Technology has made the world a global village. Every system or sector now falls in line to reap the fruits of its advantages. Digital finance which is an example of modern day technology seeks to simplify financial procedures, make it easier and more accessible. Various means have been accessed to finds solutions to making funds available to farmers but have not completely achieved this purpose. Digital finance with its many tools usage (devices) such as mobile phones, pos, internet services, ATM cards, etc will cut across all famers and will bridge gaps faced by farmers especially as it concerns ability to access funds. With fast growth and advancement in technology and the readiness of the populace to accept its use, digital finance is a very veritable tool for financial inclusion of farmers in Nigeria.
For any new system or innovation to be effected, awareness, prospects, advantages, disadvantages, challenges and achievements must be weighed. Having established digital finance is a very good means for financial inclusion of farmers in Nigeria, the following are recommended:
Farmer should be made aware of the importance and uses of digital finance.

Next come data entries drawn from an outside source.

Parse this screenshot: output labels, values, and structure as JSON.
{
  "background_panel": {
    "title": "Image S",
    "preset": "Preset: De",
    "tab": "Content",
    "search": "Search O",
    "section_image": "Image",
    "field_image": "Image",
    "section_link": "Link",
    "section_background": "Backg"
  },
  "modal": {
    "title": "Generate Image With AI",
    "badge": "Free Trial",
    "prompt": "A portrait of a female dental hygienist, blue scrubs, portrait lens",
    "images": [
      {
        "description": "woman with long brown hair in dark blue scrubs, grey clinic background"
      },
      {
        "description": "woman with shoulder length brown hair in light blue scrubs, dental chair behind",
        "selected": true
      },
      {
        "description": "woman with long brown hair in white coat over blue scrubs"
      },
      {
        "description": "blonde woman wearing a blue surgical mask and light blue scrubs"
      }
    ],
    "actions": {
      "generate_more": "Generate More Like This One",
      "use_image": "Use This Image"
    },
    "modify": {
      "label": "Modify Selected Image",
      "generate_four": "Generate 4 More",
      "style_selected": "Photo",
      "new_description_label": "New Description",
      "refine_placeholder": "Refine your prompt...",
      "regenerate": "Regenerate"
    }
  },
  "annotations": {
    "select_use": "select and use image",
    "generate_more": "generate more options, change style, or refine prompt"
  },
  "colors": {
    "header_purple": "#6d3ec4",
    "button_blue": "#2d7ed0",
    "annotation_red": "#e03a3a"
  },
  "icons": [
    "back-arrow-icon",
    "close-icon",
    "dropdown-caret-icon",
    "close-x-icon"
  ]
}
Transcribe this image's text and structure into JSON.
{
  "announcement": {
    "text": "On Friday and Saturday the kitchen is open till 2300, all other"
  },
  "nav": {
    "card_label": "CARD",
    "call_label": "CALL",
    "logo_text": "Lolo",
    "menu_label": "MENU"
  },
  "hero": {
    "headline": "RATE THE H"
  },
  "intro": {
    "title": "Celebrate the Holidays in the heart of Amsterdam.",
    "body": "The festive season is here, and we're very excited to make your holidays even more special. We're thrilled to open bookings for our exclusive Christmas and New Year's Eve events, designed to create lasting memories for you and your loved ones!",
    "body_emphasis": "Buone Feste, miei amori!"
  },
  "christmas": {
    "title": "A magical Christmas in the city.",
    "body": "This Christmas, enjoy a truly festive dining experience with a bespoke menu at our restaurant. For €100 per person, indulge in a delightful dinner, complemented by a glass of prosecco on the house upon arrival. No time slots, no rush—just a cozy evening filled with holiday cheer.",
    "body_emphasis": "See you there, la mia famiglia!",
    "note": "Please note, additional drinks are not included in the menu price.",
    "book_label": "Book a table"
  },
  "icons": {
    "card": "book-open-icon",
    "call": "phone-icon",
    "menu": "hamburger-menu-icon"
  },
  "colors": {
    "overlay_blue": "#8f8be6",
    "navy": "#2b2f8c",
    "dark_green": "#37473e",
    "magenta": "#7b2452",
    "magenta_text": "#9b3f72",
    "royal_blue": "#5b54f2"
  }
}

The government should encourage network providers, digital finance platforms and reduce taxes because the end user will definitely bear the cost.
Digital financial tools such as mobile phones, etc should be made available, affordable and usable for farmers.
Digital finance providers should be given proper terms of operation and reference to avoid extra charges or challenges.
Digital finance provider should make tools (devices) user friendly so as to accommodate more users.
Proper security and checks should be done so as to avoid fraud and theft.
The needed infrastructure that enables digital fiancé providers reach out to the rural areas should be made available.